In a significant ruling (Interlocutory Appeal No. 2043438-91.2013.8.26.0000), the São Paulo Court of Justice (known for its extensive experience in relevant judicial recovery and bankruptcy matters) confirmed a lower court’s decision to disregard the legal personality of a company under judicial recovery. The decision was based on the court’s finding of confusion and mingling of assets, leading to the conclusion that the company’s corporate veil needed to be pierced.
In ruling on the mentioned Interlocutory Appeal, the São Paulo Court of Justice did not determine the inclusion of third parties as active participants in the judicial recovery process nor did it establish procedural or substantial consolidation. The ruling merely acknowledged the possibility of recognising that certain assets, diverted from the company undergoing judicial reorganisation, could be declared as its property due to asset confusion.
In summary, this ruling did not change the nature of the judicial reorganisation process, considering that the Brazilian Insolvency Law does not allow individuals (natural persons) to seek the restructuring of their personal debts through a judicial reorganisation process.
Notable case in bankruptcy
In a bankruptcy matter (Interlocutory Appeal No. 2190828-50.2022.8.26.0000), the São Paulo Court of Justice upheld a lower court’s decision to disregard the legal personality of Rakuten USA Inc’s subsidiary companies.
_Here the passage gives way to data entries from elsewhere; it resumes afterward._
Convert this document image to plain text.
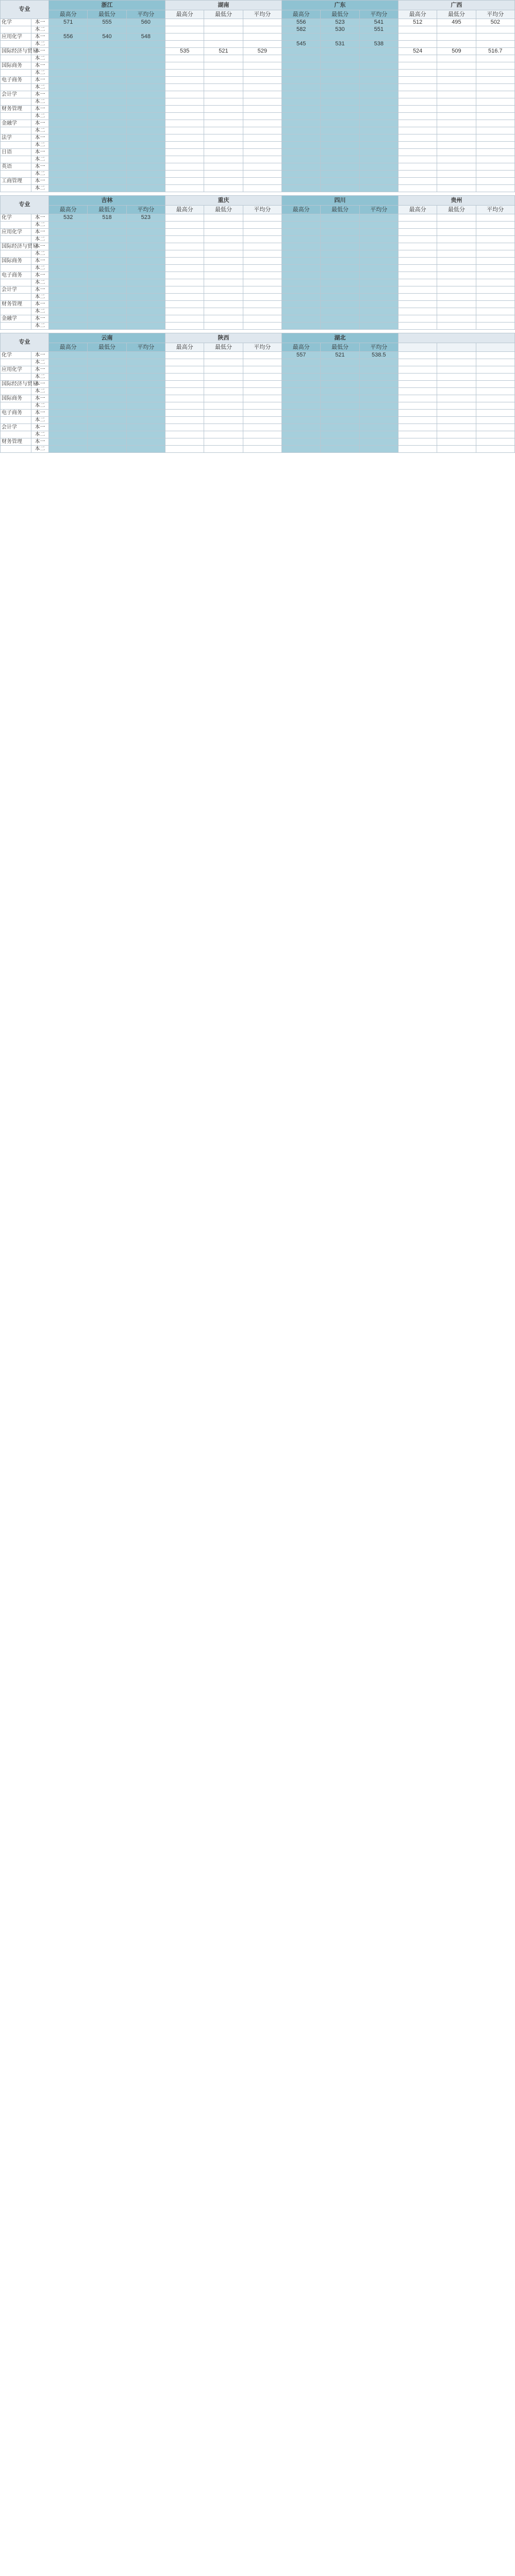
专业		浙江			湖南			广东			广西		
		最高分	最低分	平均分	最高分	最低分	平均分	最高分	最低分	平均分	最高分	最低分	平均分
化学	本一	571	555	560				556	523	541	512	495	502
	本二							582	530	551			
应用化学	本一	556	540	548									
	本二							545	531	538			
国际经济与贸易	本一				535	521	529				524	509	516.7
	本二												
国际商务	本一												
	本二												
电子商务	本一												
	本二												
会计学	本一												
	本二												
财务管理	本一												
	本二												
金融学	本一												
	本二												
法学	本一												
	本二												
日语	本一												
	本二												
英语	本一												
	本二												
工商管理	本一												
	本二												
专业		吉林			重庆			四川			贵州		
		最高分	最低分	平均分	最高分	最低分	平均分	最高分	最低分	平均分	最高分	最低分	平均分
化学	本一	532	518	523									
	本二												
应用化学	本一												
	本二												
国际经济与贸易	本一												
	本二												
国际商务	本一												
	本二												
电子商务	本一												
	本二												
会计学	本一												
	本二												
财务管理	本一												
	本二												
金融学	本一												
	本二												
专业		云南			陕西			湖北					
		最高分	最低分	平均分	最高分	最低分	平均分	最高分	最低分	平均分			
化学	本一							557	521	538.5			
	本二												
应用化学	本一												
	本二												
国际经济与贸易	本一												
	本二												
国际商务	本一												
	本二												
电子商务	本一												
	本二												
会计学	本一												
	本二												
财务管理	本一												
	本二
This decision allowed the assets of the directors to be used to pay off the bankruptcy creditors.
Those assets have been seized due to a suspicion of fraud perpetrated by the bankrupt companies against their creditors. According to the trial court, articles 153, 154, 155, and 158 of the Companies Act should be applied, considering that the conduct indicates the appearance of multiple violations of the administrators’ duties, such as the duty of diligence, prudence, and loyalty. Additionally, as stated by the trial court, there are strong indications that the parties involved acted with negligence and breached the law.
The ruling rendered in the Interlocutory Appeal No. 2190828-50.2022.8.26.0000 is still subject to revision by the Superior Court of Justice. Meanwhile, the assets of the representatives will remain under seizure, unless the involved parties present new evidence, and the trial court decides to reverse the order. Ultimately, if the judgment of São Paulo Court of Justice is not overturned, the assets of the representatives may be expropriated, and the proceeds from the sale used as payment to the aggrieved creditors.
In comparing the rulings of Interlocutory Appeal No. 2043438-91.2013.8.26.0000 and Interlocutory Appeal No. 2190828-50.2022.8.26.0000, it becomes evident that the piercing of the corporate veil in the latter case is significantly broader. It encompasses all assets of the involved parties. In contrast, in Interlocutory Appeal No. 2043438-91.2013.8.26.0000, the piercing was limited to assets linked to the fraud, which were then returned to the debtor’s estate.
The debate surrounding the possibility of disregarding legal personality in judicial reorganisation and bankruptcy proceedings continues to be a highly contentious issue in Brazil. As the debate persists, it is crucial for legal practitioners, policymakers, and stakeholders to engage in constructive dialogue to strike a balance between protecting the interests of creditors, promoting corporate governance, and fostering a business-friendly environment. Ensuring legal certainty and predictability will be critical in shaping the future approach to this complex and multifaceted issue in Brazilian law.